I have a rule about endorsing politicians (which means, effectively, saying that I will support a candidate on a blog post; please understand that I am nobody important enough to endorse anyone, for Pete’s sake): I don’t endorse any politician I have never met face to face. Don’t get me wrong — there are exceptions to this rule. I have never met President Obama, but as the house liberal here at SaintPetersBlog it should come as no surprise that I obviously strongly supported the president in both his campaigns.
While it is true that I have written things — good things recently — about Charlie Crist, I have yet to meet him in person. And so, for that reason, I have yet to commit myself 100% to supporting him. I think it is likely I will be supporting him, and unless something quite dramatic happens, will almost assuredly be voting for him.
But right now he has to earn my vote (aside from just meeting me face to face).
One of the big ideas President Obama campaigned on, especially in 2008, was this grand notion that he could change the very nature of Washington, D.C. and politics itself. Most people today say he has outright failed in that regard.
I say the guy has a couple more years left. Let’s not be hasty.
Change may be coming yet. 2013 was the preview. That change may well be made more real in 2014. The Tea Party has effectively crumbled as a political force in this country — but only electorally. The Washington shutdown of earlier this year was a Tea Party-driven fiasco. The lesson, which Republicans generally seem to have failed to grasp, is that the size and scope of American government may be up for continued debate, but one way or the other, it damn well better work.
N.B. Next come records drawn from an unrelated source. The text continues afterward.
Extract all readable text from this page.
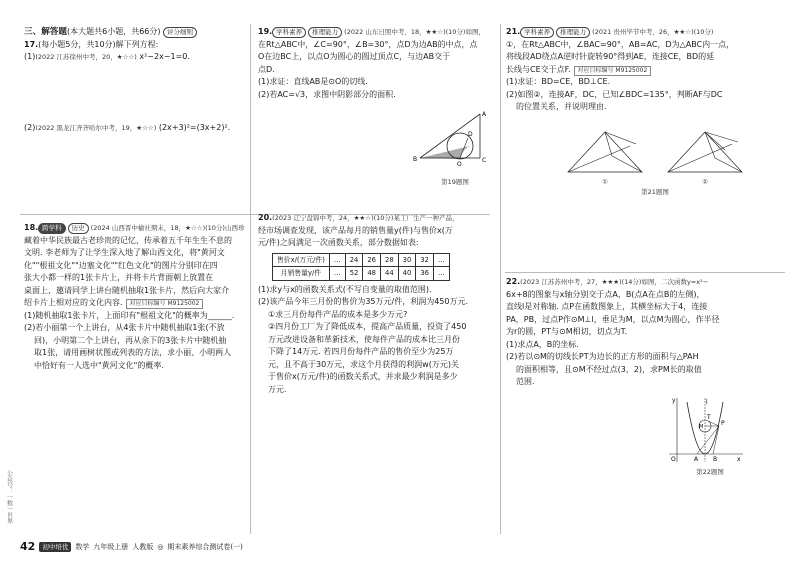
公众号：一数一世界
三、解答题(本大题共6小题，共66分) 评分细则
17.(每小题5分，共10分)解下列方程:
(1)(2022 江苏徐州中考，20，★☆☆) x²−2x−1=0.
(2)(2022 黑龙江齐齐哈尔中考，19，★☆☆) (2x+3)²=(3x+2)².
18. 跨学科 历史 (2024 山西晋中榆社期末，18，★☆☆)(10分)山西珍
藏着中华民族最古老珍贵的记忆，传承着五千年生生不息的
文明. 李老师为了让学生深入地了解山西文化，将"黄河文
化""根祖文化""边塞文化""红色文化"的图片分别印在四
张大小都一样的1张卡片上，并将卡片背面朝上放置在
桌面上，邀请同学上讲台随机抽取1张卡片，然后向大家介
绍卡片上相对应的文化内容. 对应目标编号 M9125002
(1)随机抽取1张卡片，上面印有"根祖文化"的概率为______.
(2)若小丽第一个上讲台，从4张卡片中随机抽取1张(不放
回)，小明第二个上讲台，再从余下的3张卡片中随机抽
取1张，请用画树状图或列表的方法，求小丽、小明两人
中恰好有一人选中"黄河文化"的概率.
19. 学科素养 推理能力 (2022 山东日照中考，18，★★☆)(10分)如图，
在Rt△ABC中，∠C=90°，∠B=30°，点D为边AB的中点，点
O在边BC上，以点O为圆心的圆过顶点C，与边AB交于
点D.
(1)求证：直线AB是⊙O的切线.
(2)若AC=√3，求图中阴影部分的面积.
B	C
A
D
O
第19题图
20.(2023 辽宁盘锦中考，24，★★☆)(10分)某工厂生产一种产品，
经市场调查发现，该产品每月的销售量y(件)与售价x(万
元/件)之间满足一次函数关系，部分数据如表:
售价x/(万元/件)	…	24	26	28	30	32	…
月销售量y/件	…	52	48	44	40	36	…
(1)求y与x的函数关系式(不写自变量的取值范围).
(2)该产品今年三月份的售价为35万元/件，利润为450万元.
①求三月份每件产品的成本是多少万元?
②四月份工厂为了降低成本，提高产品质量，投资了450
万元改进设备和革新技术，使每件产品的成本比三月份
下降了14万元. 若四月份每件产品的售价至少为25万
元，且不高于30万元，求这个月获得的利润w(万元)关
于售价x(万元/件)的函数关系式，并求最少利润是多少
万元.
21. 学科素养 推理能力 (2021 贵州毕节中考，26，★★☆)(10分)
①，在Rt△ABC中，∠BAC=90°，AB=AC，D为△ABC内一点，
将线段AD绕点A逆时针旋转90°得到AE，连接CE，BD的延
长线与CE交于点F. 对应目标编号 M9125002
(1)求证：BD=CE，BD⊥CE.
(2)如图②，连接AF，DC，已知∠BDC=135°，判断AF与DC
的位置关系，并说明理由.
①	②
第21题图
22.(2023 江苏苏州中考，27，★★★)(14分)如图，二次函数y=x²−
6x+8的图象与x轴分别交于点A，B(点A在点B的左侧)，
直线l是对称轴. 点P在函数图象上，其横坐标大于4，连接
PA，PB，过点P作⊙M⊥l，垂足为M，以点M为圆心，作半径
为r的圆，PT与⊙M相切，切点为T.
(1)求点A，B的坐标.
(2)若以⊙M的切线长PT为边长的正方形的面积与△PAH
的面积相等，且⊙M不经过点(3，2)，求PM长的取值
范围.
y
x
O	A B
P
T
M
l
第22题图
42	初中培优	数学 九年级上册 人教版 ◎ 期末素养综合测试卷(一)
Cutting food assistance programs for military personnel is a great example of government not working well. Actually, the idea that anyone in the United States Armed Forces needs supplemental food assistance is itself a great example of our government — and our society — working poorly.
That students in the United States rank 25th in math performance is probably an example of our government working ineffectively. Whether that failure is laid at the feet of local governments, state governments, or at the federal level is a legitimate debate. But while we debate, we should know that we’re already wearing the failure.
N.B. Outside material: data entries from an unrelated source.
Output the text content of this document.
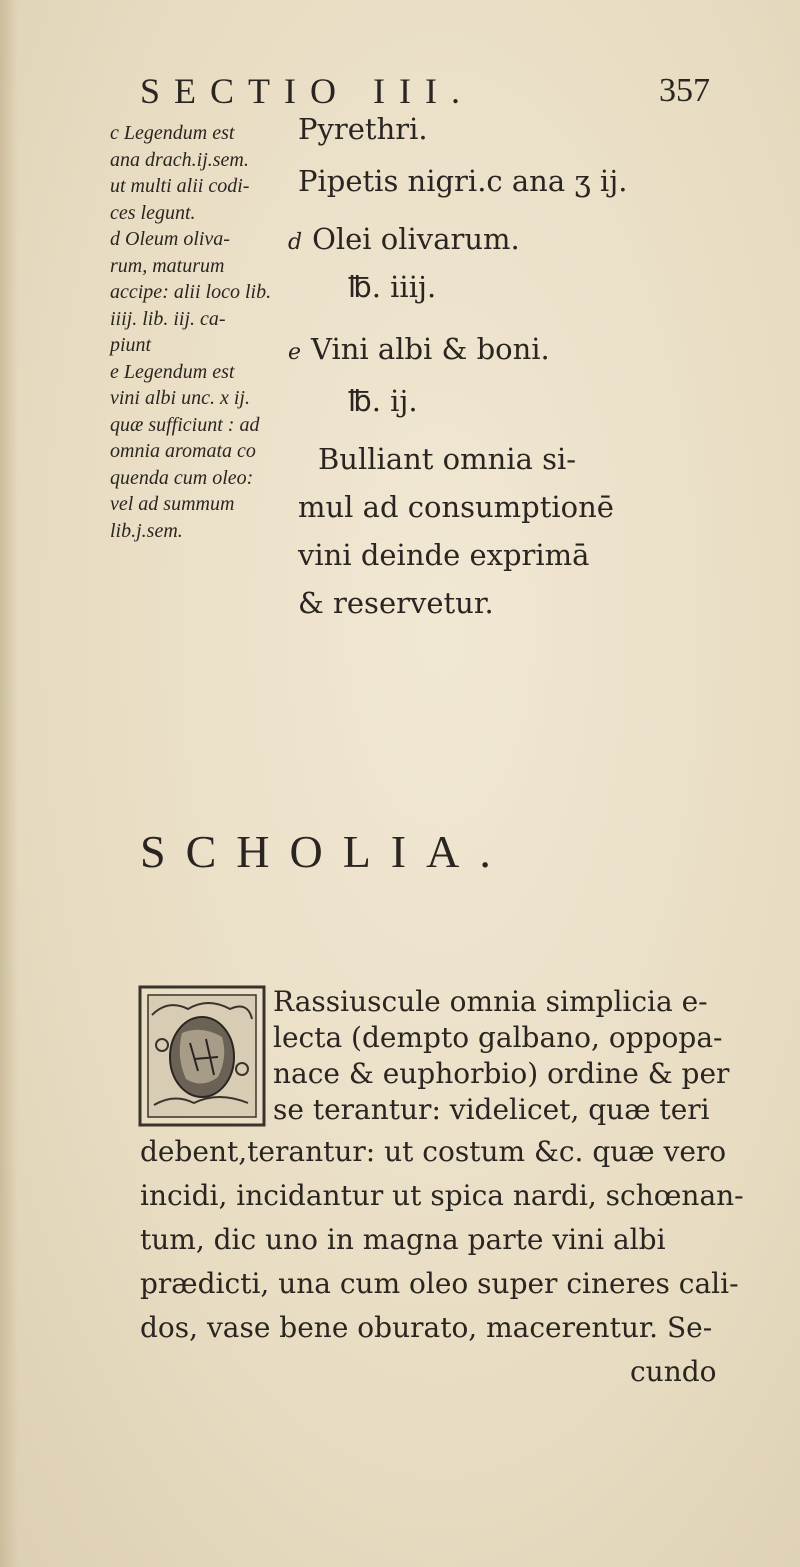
SECTIO III.	357
c Legendum est
ana drach.ij.sem.
ut multi alii codi-
ces legunt.
d Oleum oliva-
rum, maturum
accipe: alii loco lib.
iiij. lib. iij. ca-
piunt
e Legendum est
vini albi unc. x ij.
quæ sufficiunt : ad
omnia aromata co
quenda cum oleo:
vel ad summum
lib.j.sem.
Pyrethri.
Pipetis nigri.c ana ʒ ij.
d Olei olivarum.
℔. iiij.
e Vini albi & boni.
℔. ij.
Bulliant omnia si-
mul ad consumptionē
vini deinde exprimā
& reservetur.
SCHOLIA.
Rassiuscule omnia simplicia e-
lecta (dempto galbano, oppopa-
nace & euphorbio) ordine & per
se terantur: videlicet, quæ teri
debent,terantur: ut costum &c. quæ vero
incidi, incidantur ut spica nardi, schœnan-
tum, dic uno in magna parte vini albi
prædicti, una cum oleo super cineres cali-
dos, vase bene oburato, macerentur. Se-
cundo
Dead children in the supposed protective custody of the state? That’s a failure of government, no doubt about it.
And yes, the roll-out of the Affordable Care Act website has been a failure of government, too. But fixing a website to enroll in a government benefit is easy compared to some of the other debates we need to have.
In President Ronald Reagan’s first Inaugural Address, he said, “Government is not the solution to our problem; government is the problem.” And that has effectively been the mission statement for how our government conducted itself over these last thirty or so years. Yes, even in the Clinton Administration, where I served for eight years. Clinton shrunk the size of government considerably. And if that’s not enough for you, remember the interesting juxtaposition against the George W. Bush Administration, which exploded the size of government — particularly the intelligence community — in the name of security. The Bush legacy with modern Tea Party-driven Republicans is not in good stead for this reason.
Those days may finally be coming to an end, thanks as much to the failed Tea Party efforts as anything President Obama has done, truthfully.
Here in Florida in 2013, we’re seeing people run and win on a pragmatic message of competence, effectiveness, experience. Amanda Murphy in Pasco County, Rick Kriseman here in St. Petersburg.
Judithanne McLaughlan has launched a campaign for State Senate, and translating good experience into government solutions that work is what she’ll be talking about on the campaign trail.
I don’t know for sure, but I’d be willing to bet Alex Sink will bring a similar message in her run for Congress.
Charlie Crist has already figured it out. Remember his first video from a couple of weeks ago? Tell me how I can help. Listen to his words at the rally where he announced his candidacy. This is a man who knows the score. He is saying a version of I know it’s broken, and I know how to fix it, over and over again. I suspect it could really work.
I doubt he and I agree on everything. But if he really is willing to serve as a pragmatic governor who understands the problems we’re facing as a state, and can at least start to fix them, then I’ll consider suspending my rule for him. He’d have my vote.